Ci troviamo dunque in una situazione in cui potrebbe svilupparsi, al pari dei paesi anglosassoni, un processo aggregativo di studi di commercialisti, innescato dal primo/dai primi studi che si apriranno al mercato raccogliendo i capitali necessari per un programma di acquisizioni.

Vista la portata del fenomeno diventa importante analizzarne anche i profili di rischio. La principale preoccupazione per effetti potenzialmente negativi della quotazione in Borsa di studi professionali riguarda sicuramente il rischio di perdita di professionalità, determinata da un processo decisionale non più in capo ai professionisti ma a manager, e dalle conseguenti modalità di calcolo dei compensi dei professionisti e quindi dai loro incentivi.

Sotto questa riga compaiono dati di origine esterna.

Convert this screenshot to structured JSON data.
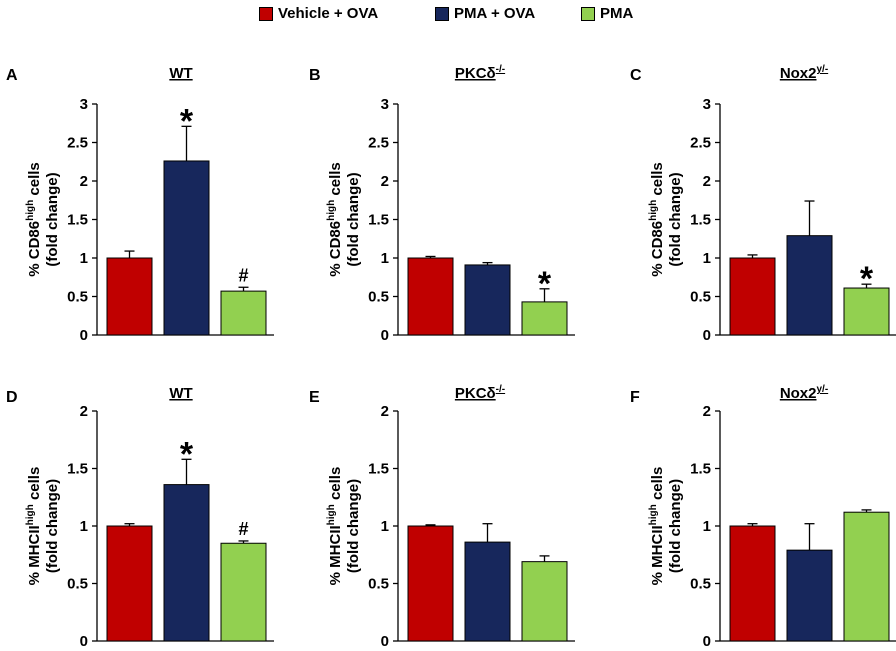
{
  "legend": [
    {
      "label": "Vehicle + OVA",
      "color": "#c00000"
    },
    {
      "label": "PMA + OVA",
      "color": "#17275c"
    },
    {
      "label": "PMA",
      "color": "#92d050"
    }
  ],
  "colors": {
    "bar_stroke": "#000000",
    "axis": "#000000"
  },
  "chart_data": [
    {
      "panel": "A",
      "type": "bar",
      "title": "WT",
      "title_sup": "",
      "ylabel_prefix": "% CD86",
      "ylabel_sup": "high",
      "ylabel_suffix": " cells",
      "ylabel_line2": "(fold change)",
      "ylim": [
        0,
        3
      ],
      "yticks": [
        0,
        0.5,
        1,
        1.5,
        2,
        2.5,
        3
      ],
      "ytick_labels": [
        "0",
        "0.5",
        "1",
        "1.5",
        "2",
        "2.5",
        "3"
      ],
      "categories": [
        "Vehicle + OVA",
        "PMA + OVA",
        "PMA"
      ],
      "values": [
        1.0,
        2.26,
        0.57
      ],
      "errors": [
        0.09,
        0.45,
        0.05
      ],
      "markers": [
        "",
        "*",
        "#"
      ]
    },
    {
      "panel": "B",
      "type": "bar",
      "title": "PKCδ",
      "title_sup": "-/-",
      "ylabel_prefix": "% CD86",
      "ylabel_sup": "high",
      "ylabel_suffix": " cells",
      "ylabel_line2": "(fold change)",
      "ylim": [
        0,
        3
      ],
      "yticks": [
        0,
        0.5,
        1,
        1.5,
        2,
        2.5,
        3
      ],
      "ytick_labels": [
        "0",
        "0.5",
        "1",
        "1.5",
        "2",
        "2.5",
        "3"
      ],
      "categories": [
        "Vehicle + OVA",
        "PMA + OVA",
        "PMA"
      ],
      "values": [
        1.0,
        0.91,
        0.43
      ],
      "errors": [
        0.02,
        0.03,
        0.17
      ],
      "markers": [
        "",
        "",
        "*"
      ]
    },
    {
      "panel": "C",
      "type": "bar",
      "title": "Nox2",
      "title_sup": "y/-",
      "ylabel_prefix": "% CD86",
      "ylabel_sup": "high",
      "ylabel_suffix": " cells",
      "ylabel_line2": "(fold change)",
      "ylim": [
        0,
        3
      ],
      "yticks": [
        0,
        0.5,
        1,
        1.5,
        2,
        2.5,
        3
      ],
      "ytick_labels": [
        "0",
        "0.5",
        "1",
        "1.5",
        "2",
        "2.5",
        "3"
      ],
      "categories": [
        "Vehicle + OVA",
        "PMA + OVA",
        "PMA"
      ],
      "values": [
        1.0,
        1.29,
        0.61
      ],
      "errors": [
        0.04,
        0.45,
        0.05
      ],
      "markers": [
        "",
        "",
        "*"
      ]
    },
    {
      "panel": "D",
      "type": "bar",
      "title": "WT",
      "title_sup": "",
      "ylabel_prefix": "% MHCII",
      "ylabel_sup": "high",
      "ylabel_suffix": " cells",
      "ylabel_line2": "(fold change)",
      "ylim": [
        0,
        2
      ],
      "yticks": [
        0,
        0.5,
        1,
        1.5,
        2
      ],
      "ytick_labels": [
        "0",
        "0.5",
        "1",
        "1.5",
        "2"
      ],
      "categories": [
        "Vehicle + OVA",
        "PMA + OVA",
        "PMA"
      ],
      "values": [
        1.0,
        1.36,
        0.85
      ],
      "errors": [
        0.02,
        0.22,
        0.02
      ],
      "markers": [
        "",
        "*",
        "#"
      ]
    },
    {
      "panel": "E",
      "type": "bar",
      "title": "PKCδ",
      "title_sup": "-/-",
      "ylabel_prefix": "% MHCII",
      "ylabel_sup": "high",
      "ylabel_suffix": " cells",
      "ylabel_line2": "(fold change)",
      "ylim": [
        0,
        2
      ],
      "yticks": [
        0,
        0.5,
        1,
        1.5,
        2
      ],
      "ytick_labels": [
        "0",
        "0.5",
        "1",
        "1.5",
        "2"
      ],
      "categories": [
        "Vehicle + OVA",
        "PMA + OVA",
        "PMA"
      ],
      "values": [
        1.0,
        0.86,
        0.69
      ],
      "errors": [
        0.01,
        0.16,
        0.05
      ],
      "markers": [
        "",
        "",
        ""
      ]
    },
    {
      "panel": "F",
      "type": "bar",
      "title": "Nox2",
      "title_sup": "y/-",
      "ylabel_prefix": "% MHCII",
      "ylabel_sup": "high",
      "ylabel_suffix": " cells",
      "ylabel_line2": "(fold change)",
      "ylim": [
        0,
        2
      ],
      "yticks": [
        0,
        0.5,
        1,
        1.5,
        2
      ],
      "ytick_labels": [
        "0",
        "0.5",
        "1",
        "1.5",
        "2"
      ],
      "categories": [
        "Vehicle + OVA",
        "PMA + OVA",
        "PMA"
      ],
      "values": [
        1.0,
        0.79,
        1.12
      ],
      "errors": [
        0.02,
        0.23,
        0.02
      ],
      "markers": [
        "",
        "",
        ""
      ]
    }
  ]
}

Come spesso accade, ci si trova in un trade-off tra questa preoccupazione e quella dell’arrivo degli aggregatori esteri. Gran parte dei business plan presentati da queste entità, in sede di IPO, prevedevano infatti il consolidamento dei target acquisiti a livello nazionale, per poi aprirsi a livello internazionale.

E’ bene quindi che questo fenomeno proceda con celerità anche nel nostro paese, al fine di evitare che studi decisamente meglio strutturati e con maggior capacità d’investimento, specie in tecnologie, erodano fette di mercato sino ad oggi roccaforte dei professionisti italiani.